Persuasive advertising is viewed as an effective tool to affect willingness-to-pay of customers for a firm’s product. In their use of persuasive advertising, firms typically face the choice of whether to tout the benefits of their own products without mentioning rival products (self-promotional advertising) or make references to rival products while promoting their own products (comparative advertising). A concomitant (and intrinsic) issue in the use of comparative advertising is whether to portray rival products negatively or positively and the level of comparative intensity (the valence of comparative advertising). Although it is often criticized and disapproved of by business decision makers and its effectiveness has been a subject of contentious debate, comparative advertising is used prevalently by firms in consumer goods markets.

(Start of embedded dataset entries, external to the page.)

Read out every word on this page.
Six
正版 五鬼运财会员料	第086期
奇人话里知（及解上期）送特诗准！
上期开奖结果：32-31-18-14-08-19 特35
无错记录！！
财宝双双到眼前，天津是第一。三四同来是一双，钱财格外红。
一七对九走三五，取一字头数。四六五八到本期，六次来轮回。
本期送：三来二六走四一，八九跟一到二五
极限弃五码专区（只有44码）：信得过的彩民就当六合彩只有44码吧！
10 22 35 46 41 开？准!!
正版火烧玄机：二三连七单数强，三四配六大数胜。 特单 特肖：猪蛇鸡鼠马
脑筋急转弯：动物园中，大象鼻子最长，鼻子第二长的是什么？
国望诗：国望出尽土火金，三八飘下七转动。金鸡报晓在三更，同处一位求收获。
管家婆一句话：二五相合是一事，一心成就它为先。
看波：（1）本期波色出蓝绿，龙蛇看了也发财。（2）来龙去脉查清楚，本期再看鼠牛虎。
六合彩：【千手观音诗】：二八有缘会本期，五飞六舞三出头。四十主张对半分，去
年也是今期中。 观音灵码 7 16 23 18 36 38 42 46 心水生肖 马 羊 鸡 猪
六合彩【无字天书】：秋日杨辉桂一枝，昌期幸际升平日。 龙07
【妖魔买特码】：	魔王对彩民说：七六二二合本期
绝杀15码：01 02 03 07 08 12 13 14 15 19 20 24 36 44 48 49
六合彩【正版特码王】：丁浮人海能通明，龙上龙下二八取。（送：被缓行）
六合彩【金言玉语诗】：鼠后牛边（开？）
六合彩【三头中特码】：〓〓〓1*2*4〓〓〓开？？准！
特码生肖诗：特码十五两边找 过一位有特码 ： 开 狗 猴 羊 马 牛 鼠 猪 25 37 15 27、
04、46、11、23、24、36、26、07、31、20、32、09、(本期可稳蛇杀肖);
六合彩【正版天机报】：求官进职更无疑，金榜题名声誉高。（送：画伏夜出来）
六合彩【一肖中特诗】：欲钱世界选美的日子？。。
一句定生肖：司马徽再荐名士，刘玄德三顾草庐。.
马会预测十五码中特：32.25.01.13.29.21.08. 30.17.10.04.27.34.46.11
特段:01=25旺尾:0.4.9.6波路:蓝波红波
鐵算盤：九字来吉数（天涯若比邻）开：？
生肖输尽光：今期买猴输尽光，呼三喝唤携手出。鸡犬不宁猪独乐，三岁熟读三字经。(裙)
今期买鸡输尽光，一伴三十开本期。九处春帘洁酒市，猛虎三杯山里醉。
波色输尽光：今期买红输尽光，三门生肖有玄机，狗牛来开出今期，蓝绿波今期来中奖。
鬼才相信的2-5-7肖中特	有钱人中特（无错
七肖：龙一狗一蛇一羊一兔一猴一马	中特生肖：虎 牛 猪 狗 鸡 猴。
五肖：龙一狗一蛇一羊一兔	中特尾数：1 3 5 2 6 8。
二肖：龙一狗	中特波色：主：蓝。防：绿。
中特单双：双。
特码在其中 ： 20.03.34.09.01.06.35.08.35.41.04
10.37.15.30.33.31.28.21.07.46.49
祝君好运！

In this paper, we examine the strategic incentives of competing firms to abandon their self-promotional advertising in favor of comparative advertising, the ways in which they choose a positive or negative valence in their comparative advertising, and the economic consequences of these decisions. We consider a simultaneous (and a leader-follower Stackelberg) game between two asymmetric firms vying for customers in a market that is not characterized by zero-sum competition. We also study the possibility that comparative advertising elicits positive or negative market externalities on the advertised product. We seek market- and channel-based explanations for why firms may opt to undertake comparative advertising (in lieu of self-promotional advertising) and use its constructive or combative form. We show that the use of comparative advertising can be an effective tactic in attaining certain objectives and when carefully executed in certain ways, and detrimental to not only the advertising firm but also the product category in other ways.